Personally I've used GTU and physical gold held at Bullionvault.com and have been happy with both, but would choose gold coins or the like if I had it to do over. As discusssed on the aforementioned blogs and elsewhere silver does not have the unique properties that gold does as both a reserve currency and precious metal and does not offer the protection in a crisis that gold does (and I should make it clear that I am not a gold bug - don't really care about the stuff - and the PP doesn't either). As a part of the PP it make sense - otherwise, for most people, probably not. The performance of the PP is impossible to argue with, that's for sure.
 
Actually the tax situation with CEF and GTU (the gold-only closed-end fund run by the same outfit) is more complicated than that, Michael - something I only learned after buying it.
CEF is taxed as a normal closed-end fund. What do you mean by "more complicated"?
 
Hi Michael,

Here's the relevant section from the Casey Research article:

"There’s one more tax consideration if you own, or plan to own, CEF or PHYS.

The Central Fund of Canada and the Sprott Physical Gold Trust are Passive Foreign Investment Corporations (PFICs) for U.S. investors. This is a complex topic, but what I learned could save you some dinero now and some hassle later if you own a foreign closed-end fund like these.

Keeping it simple, if you own CEF or PHYS you can qualify for the standard capital gains tax rates, instead of the 28% collectibles rate, if you file a timely and valid Qualified Electing Form, or QEF. There are several options you can take with a PFIC, but this is the most common election.

Even if you don’t sell the fund in any given year, you must file this form every year. If you don’t complete an annual QEF or make one of the other elections, you could get hosed when you eventually do sell because your gain will be considered ordinary income, forcing you to pay interest and penalties on top of the regular tax. You can hold a PFIC stock for years without paying tax, but if you haven’t made a QEF or other election, you get the bad result we’re describing when you sell. Further, if the PFIC company reports income in a given year, this income is reportable and taxable as regular income that year, even if no stock was sold and even if the stock ended down on the year. The point here is obvious: don’t blindly buy into a PFIC.

The QEF benefit is obvious: you can cut your tax liability up to 46%, the difference between the 15% long- term capital gains rate and the 28% collectibles rate. Yes, capital gains rates are scheduled to rise next year, but this option still reduces your tax liability.

The successful investor is the informed investor, and you should read the prospectus of PHYS or CEF before buying. And if you don’t want to mess with the tax hassle, use an ETF instead."

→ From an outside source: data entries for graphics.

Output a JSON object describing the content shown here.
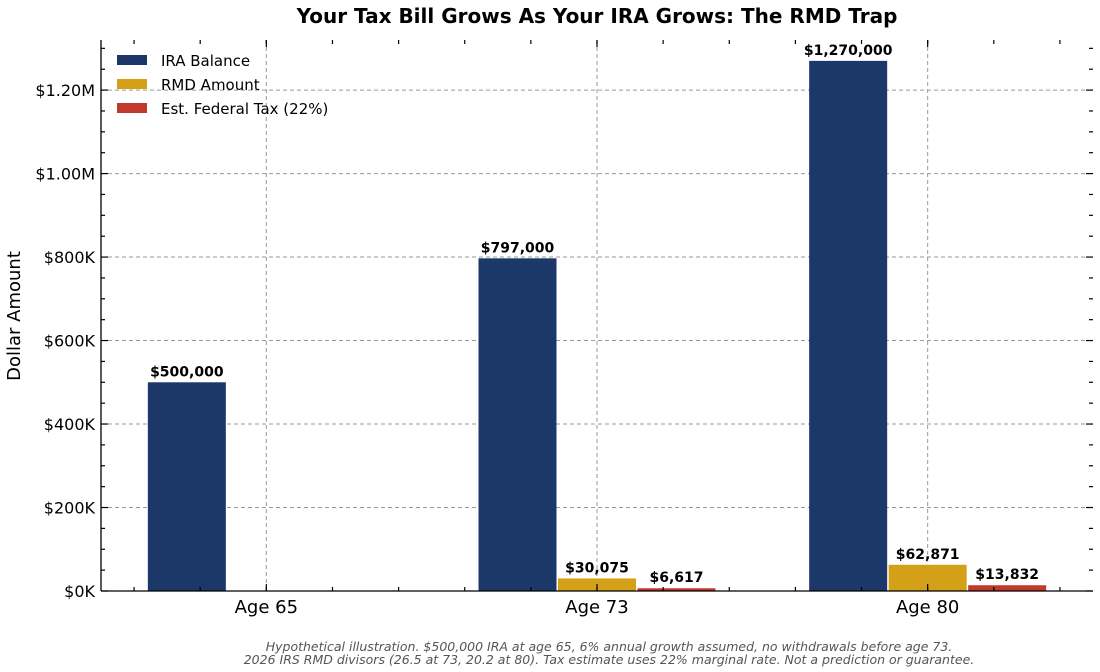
{
  "chart_data": {
    "type": "bar",
    "title": "Your Tax Bill Grows As Your IRA Grows: The RMD Trap",
    "xlabel": "",
    "ylabel": "Dollar Amount",
    "categories": [
      "Age 65",
      "Age 73",
      "Age 80"
    ],
    "ylim": [
      0,
      1320000
    ],
    "yticks": [
      0,
      200000,
      400000,
      600000,
      800000,
      1000000,
      1200000
    ],
    "ytick_labels": [
      "$0K",
      "$200K",
      "$400K",
      "$600K",
      "$800K",
      "$1.00M",
      "$1.20M"
    ],
    "grid": true,
    "legend_position": "top-left",
    "series": [
      {
        "name": "IRA Balance",
        "color": "#1c3869",
        "values": [
          500000,
          797000,
          1270000
        ],
        "labels": [
          "$500,000",
          "$797,000",
          "$1,270,000"
        ]
      },
      {
        "name": "RMD Amount",
        "color": "#d4a017",
        "values": [
          0,
          30075,
          62871
        ],
        "labels": [
          "",
          "$30,075",
          "$62,871"
        ]
      },
      {
        "name": "Est. Federal Tax (22%)",
        "color": "#c0392b",
        "values": [
          0,
          6617,
          13832
        ],
        "labels": [
          "",
          "$6,617",
          "$13,832"
        ]
      }
    ],
    "footnote_lines": [
      "Hypothetical illustration. $500,000 IRA at age 65, 6% annual growth assumed, no withdrawals before age 73.",
      "2026 IRS RMD divisors (26.5 at 73, 20.2 at 80). Tax estimate uses 22% marginal rate. Not a prediction or guarantee."
    ]
  }
}
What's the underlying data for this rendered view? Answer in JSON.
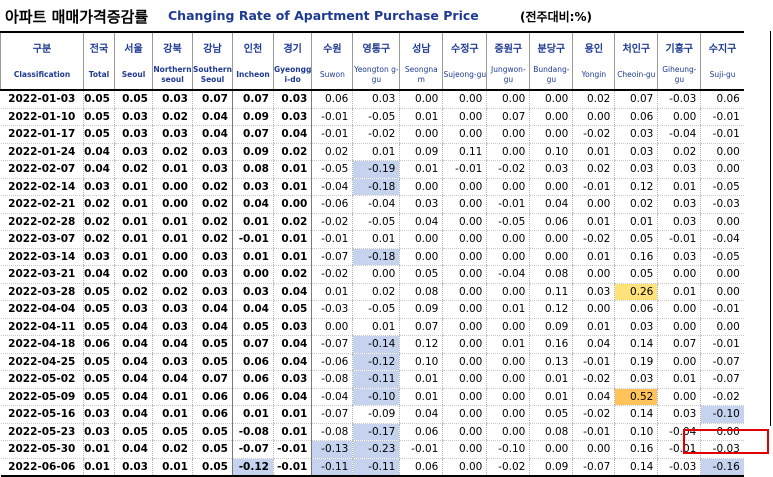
{
  "header": {
    "title_kr": "아파트 매매가격증감률",
    "title_en": "Changing Rate of Apartment Purchase Price",
    "unit": "(전주대비:%)"
  },
  "columns": [
    {
      "kr": "구분",
      "en": "Classification"
    },
    {
      "kr": "전국",
      "en": "Total"
    },
    {
      "kr": "서울",
      "en": "Seoul"
    },
    {
      "kr": "강북",
      "en": "Northern seoul"
    },
    {
      "kr": "강남",
      "en": "Southern Seoul"
    },
    {
      "kr": "인천",
      "en": "Incheon"
    },
    {
      "kr": "경기",
      "en": "Gyeongg i-do"
    },
    {
      "kr": "수원",
      "en": "Suwon"
    },
    {
      "kr": "영통구",
      "en": "Yeongton g-gu"
    },
    {
      "kr": "성남",
      "en": "Seongna m"
    },
    {
      "kr": "수정구",
      "en": "Sujeong-gu"
    },
    {
      "kr": "중원구",
      "en": "Jungwon-gu"
    },
    {
      "kr": "분당구",
      "en": "Bundang-gu"
    },
    {
      "kr": "용인",
      "en": "Yongin"
    },
    {
      "kr": "처인구",
      "en": "Cheoin-gu"
    },
    {
      "kr": "기흥구",
      "en": "Giheung-gu"
    },
    {
      "kr": "수지구",
      "en": "Suji-gu"
    }
  ],
  "rows": [
    {
      "date": "2022-01-03",
      "v": [
        "0.05",
        "0.05",
        "0.03",
        "0.07",
        "0.07",
        "0.03",
        "0.06",
        "0.03",
        "0.00",
        "0.00",
        "0.00",
        "0.00",
        "0.02",
        "0.07",
        "-0.03",
        "0.06"
      ]
    },
    {
      "date": "2022-01-10",
      "v": [
        "0.05",
        "0.03",
        "0.02",
        "0.04",
        "0.09",
        "0.03",
        "-0.01",
        "-0.05",
        "0.01",
        "0.00",
        "0.07",
        "0.00",
        "0.00",
        "0.06",
        "0.00",
        "-0.01"
      ]
    },
    {
      "date": "2022-01-17",
      "v": [
        "0.05",
        "0.03",
        "0.03",
        "0.04",
        "0.07",
        "0.04",
        "-0.01",
        "-0.02",
        "0.00",
        "0.00",
        "0.00",
        "0.00",
        "-0.02",
        "0.03",
        "-0.04",
        "-0.01"
      ]
    },
    {
      "date": "2022-01-24",
      "v": [
        "0.04",
        "0.03",
        "0.02",
        "0.03",
        "0.09",
        "0.02",
        "0.02",
        "0.01",
        "0.09",
        "0.11",
        "0.00",
        "0.10",
        "0.01",
        "0.03",
        "0.02",
        "0.00"
      ]
    },
    {
      "date": "2022-02-07",
      "v": [
        "0.04",
        "0.02",
        "0.01",
        "0.03",
        "0.08",
        "0.01",
        "-0.05",
        "-0.19",
        "0.01",
        "-0.01",
        "-0.02",
        "0.03",
        "0.02",
        "0.03",
        "0.03",
        "0.00"
      ]
    },
    {
      "date": "2022-02-14",
      "v": [
        "0.03",
        "0.01",
        "0.00",
        "0.02",
        "0.03",
        "0.01",
        "-0.04",
        "-0.18",
        "0.00",
        "0.00",
        "0.00",
        "0.00",
        "-0.01",
        "0.12",
        "0.01",
        "-0.05"
      ]
    },
    {
      "date": "2022-02-21",
      "v": [
        "0.02",
        "0.01",
        "0.00",
        "0.02",
        "0.04",
        "0.00",
        "-0.06",
        "-0.04",
        "0.03",
        "0.00",
        "-0.01",
        "0.04",
        "0.00",
        "0.02",
        "0.03",
        "-0.03"
      ]
    },
    {
      "date": "2022-02-28",
      "v": [
        "0.02",
        "0.01",
        "0.01",
        "0.02",
        "0.01",
        "0.02",
        "-0.02",
        "-0.05",
        "0.04",
        "0.00",
        "-0.05",
        "0.06",
        "0.01",
        "0.01",
        "0.03",
        "0.00"
      ]
    },
    {
      "date": "2022-03-07",
      "v": [
        "0.02",
        "0.01",
        "0.01",
        "0.02",
        "-0.01",
        "0.01",
        "-0.01",
        "0.01",
        "0.00",
        "0.00",
        "0.00",
        "0.00",
        "-0.02",
        "0.05",
        "-0.01",
        "-0.04"
      ]
    },
    {
      "date": "2022-03-14",
      "v": [
        "0.03",
        "0.01",
        "0.00",
        "0.03",
        "0.01",
        "0.01",
        "-0.07",
        "-0.18",
        "0.00",
        "0.00",
        "0.00",
        "0.00",
        "0.01",
        "0.16",
        "0.03",
        "-0.05"
      ]
    },
    {
      "date": "2022-03-21",
      "v": [
        "0.04",
        "0.02",
        "0.00",
        "0.03",
        "0.00",
        "0.02",
        "-0.02",
        "0.00",
        "0.05",
        "0.00",
        "-0.04",
        "0.08",
        "0.00",
        "0.05",
        "0.00",
        "0.00"
      ]
    },
    {
      "date": "2022-03-28",
      "v": [
        "0.05",
        "0.02",
        "0.02",
        "0.03",
        "0.03",
        "0.04",
        "0.01",
        "0.02",
        "0.08",
        "0.00",
        "0.00",
        "0.11",
        "0.03",
        "0.26",
        "0.01",
        "0.00"
      ]
    },
    {
      "date": "2022-04-04",
      "v": [
        "0.05",
        "0.03",
        "0.03",
        "0.04",
        "0.04",
        "0.05",
        "-0.03",
        "-0.05",
        "0.09",
        "0.00",
        "0.01",
        "0.12",
        "0.00",
        "0.06",
        "0.00",
        "-0.01"
      ]
    },
    {
      "date": "2022-04-11",
      "v": [
        "0.05",
        "0.04",
        "0.03",
        "0.04",
        "0.05",
        "0.03",
        "0.00",
        "0.01",
        "0.07",
        "0.00",
        "0.00",
        "0.09",
        "0.01",
        "0.03",
        "0.00",
        "0.00"
      ]
    },
    {
      "date": "2022-04-18",
      "v": [
        "0.06",
        "0.04",
        "0.04",
        "0.05",
        "0.07",
        "0.04",
        "-0.07",
        "-0.14",
        "0.12",
        "0.00",
        "0.01",
        "0.16",
        "0.04",
        "0.14",
        "0.07",
        "-0.01"
      ]
    },
    {
      "date": "2022-04-25",
      "v": [
        "0.05",
        "0.04",
        "0.03",
        "0.05",
        "0.06",
        "0.04",
        "-0.06",
        "-0.12",
        "0.10",
        "0.00",
        "0.00",
        "0.13",
        "-0.01",
        "0.19",
        "0.00",
        "-0.07"
      ]
    },
    {
      "date": "2022-05-02",
      "v": [
        "0.05",
        "0.04",
        "0.04",
        "0.07",
        "0.06",
        "0.03",
        "-0.08",
        "-0.11",
        "0.01",
        "0.00",
        "0.00",
        "0.01",
        "-0.02",
        "0.03",
        "0.01",
        "-0.07"
      ]
    },
    {
      "date": "2022-05-09",
      "v": [
        "0.05",
        "0.04",
        "0.01",
        "0.06",
        "0.06",
        "0.04",
        "-0.04",
        "-0.10",
        "0.01",
        "0.00",
        "0.00",
        "0.01",
        "0.04",
        "0.52",
        "0.00",
        "-0.02"
      ]
    },
    {
      "date": "2022-05-16",
      "v": [
        "0.03",
        "0.04",
        "0.01",
        "0.06",
        "0.01",
        "0.01",
        "-0.07",
        "-0.09",
        "0.04",
        "0.00",
        "0.00",
        "0.05",
        "-0.02",
        "0.14",
        "0.03",
        "-0.10"
      ]
    },
    {
      "date": "2022-05-23",
      "v": [
        "0.03",
        "0.05",
        "0.05",
        "0.05",
        "-0.08",
        "0.01",
        "-0.08",
        "-0.17",
        "0.06",
        "0.00",
        "0.00",
        "0.08",
        "-0.01",
        "0.10",
        "-0.04",
        "0.00"
      ]
    },
    {
      "date": "2022-05-30",
      "v": [
        "0.01",
        "0.04",
        "0.02",
        "0.05",
        "-0.07",
        "-0.01",
        "-0.13",
        "-0.23",
        "-0.01",
        "0.00",
        "-0.10",
        "0.00",
        "0.00",
        "0.16",
        "-0.01",
        "-0.03"
      ]
    },
    {
      "date": "2022-06-06",
      "v": [
        "0.01",
        "0.03",
        "0.01",
        "0.05",
        "-0.12",
        "-0.01",
        "-0.11",
        "-0.11",
        "0.06",
        "0.00",
        "-0.02",
        "0.09",
        "-0.07",
        "0.14",
        "-0.03",
        "-0.16"
      ]
    }
  ],
  "colors": {
    "title_en": "#1f3a93",
    "highlight_blue": "#c5d3ee",
    "highlight_orange": "#ffc35a",
    "highlight_yellow": "#ffe27a",
    "red_frame": "#e00000"
  }
}
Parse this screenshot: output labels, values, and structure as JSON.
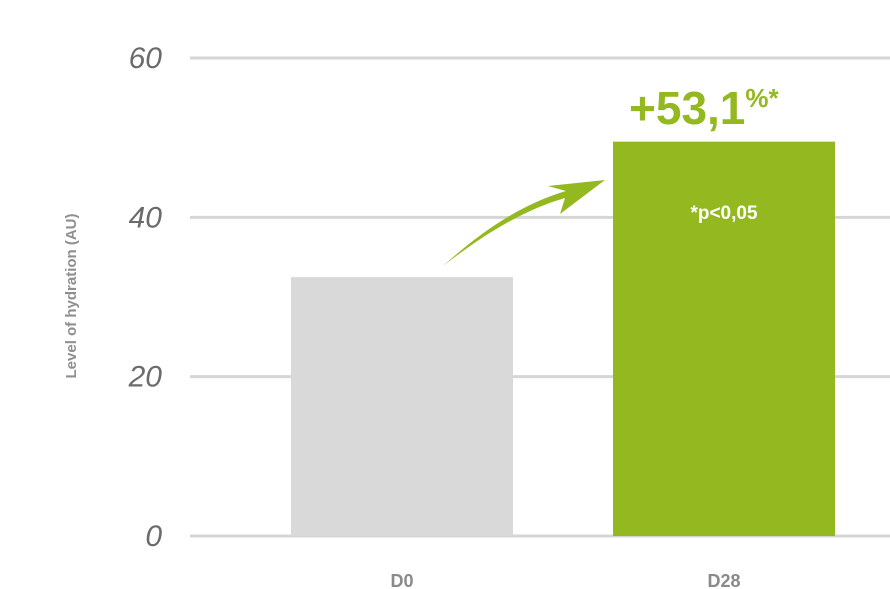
{
  "chart_data": {
    "type": "bar",
    "ylabel": "Level of hydration (AU)",
    "xlabel": "",
    "categories": [
      "D0",
      "D28"
    ],
    "values": [
      32.5,
      49.5
    ],
    "ylim": [
      0,
      60
    ],
    "yticks": [
      0,
      20,
      40,
      60
    ],
    "grid": true,
    "colors": [
      "#d9d9d9",
      "#94b820"
    ],
    "annotations": {
      "increase_value": "+53,1",
      "increase_unit": "%*",
      "significance": "*p<0,05"
    }
  }
}
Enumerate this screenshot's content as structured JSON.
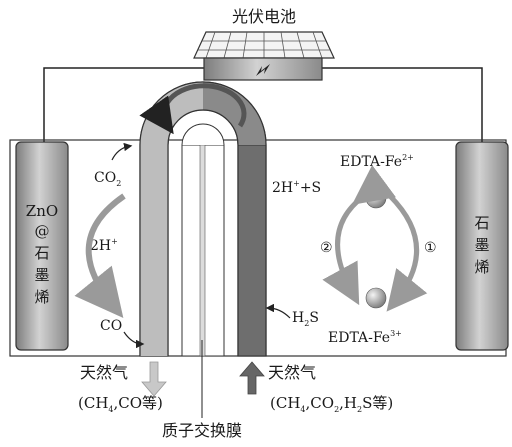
{
  "solar_panel": {
    "label": "光伏电池"
  },
  "left_electrode": {
    "line1": "ZnO",
    "line2": "@",
    "line3": "石",
    "line4": "墨",
    "line5": "烯"
  },
  "right_electrode": {
    "line1": "石",
    "line2": "墨",
    "line3": "烯"
  },
  "left_chamber": {
    "co2": "CO",
    "co2_sub": "2",
    "h_plus": "2H",
    "h_plus_sup": "+",
    "co": "CO"
  },
  "right_chamber": {
    "product": "2H",
    "product_sup": "+",
    "product_tail": "+S",
    "edta2": "EDTA-Fe",
    "edta2_sup": "2+",
    "edta3": "EDTA-Fe",
    "edta3_sup": "3+",
    "h2s": "H",
    "h2s_sub": "2",
    "h2s_tail": "S",
    "step1": "①",
    "step2": "②"
  },
  "inlet_left": {
    "label": "天然气",
    "formula_parts": [
      "(CH",
      "4",
      ",CO等)"
    ]
  },
  "inlet_right": {
    "label": "天然气",
    "formula_parts": [
      "(CH",
      "4",
      ",CO",
      "2",
      ",H",
      "2",
      "S等)"
    ]
  },
  "membrane": {
    "label": "质子交换膜"
  },
  "colors": {
    "electrode": "#a9a9a9",
    "membrane_dark": "#6e6e6e",
    "membrane_light": "#cfcfcf",
    "sphere": "#9a9a9a",
    "line": "#222222"
  }
}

So my comment - and I apologize for not being more clear - was that owning these funds is more complicated in terms of tax reporting than GLD or other ETFS (which I personally wouldn't touch with a 10 foot pole) or owning actual bullion or coins, which are the best and lowest cost choice over the long run, provided you don't do much selling [due to 28% collectibles tax rate). These complexities and hassles are the kind of thing that drive some to avoid gold or buy into funds like PPRFX but IMHO it is worth the homework.
 
kevink, my experience at fidelity is they treat CEF as a "deemed sale" election and record all proceeds as capital gains depending on the period. This is confirmed by experiences others have shared (not at this forum).
 
Hi Michael,

I will look into this. Haven't sold any shares yet. The point is though these are Canadian closed end funds and that is why the PFIC form has to be filed. Could be that Fidelity is unaware of this - they are fairly esoteric funds - but the IRS won't be coming after them ;)
 
dam...nice work- minimum investment is $5,000,000
What - doesn't everyone around here have that much for their commodities allocation?

You can get into PCRIX for $25K at Vanguard.
 
One of the easiest ways to own large quantities of gold, with relatively very little risk, is the Harry Browne 25/25/25/25 Permanent Portfolio. Here's a chart that shows values of the portfolio adjusted for inflation and dividends reinvested:

PP-v-S&P-Real-Total.png


PRPFX offers a similar return but with a bit more volatility and higher expenses.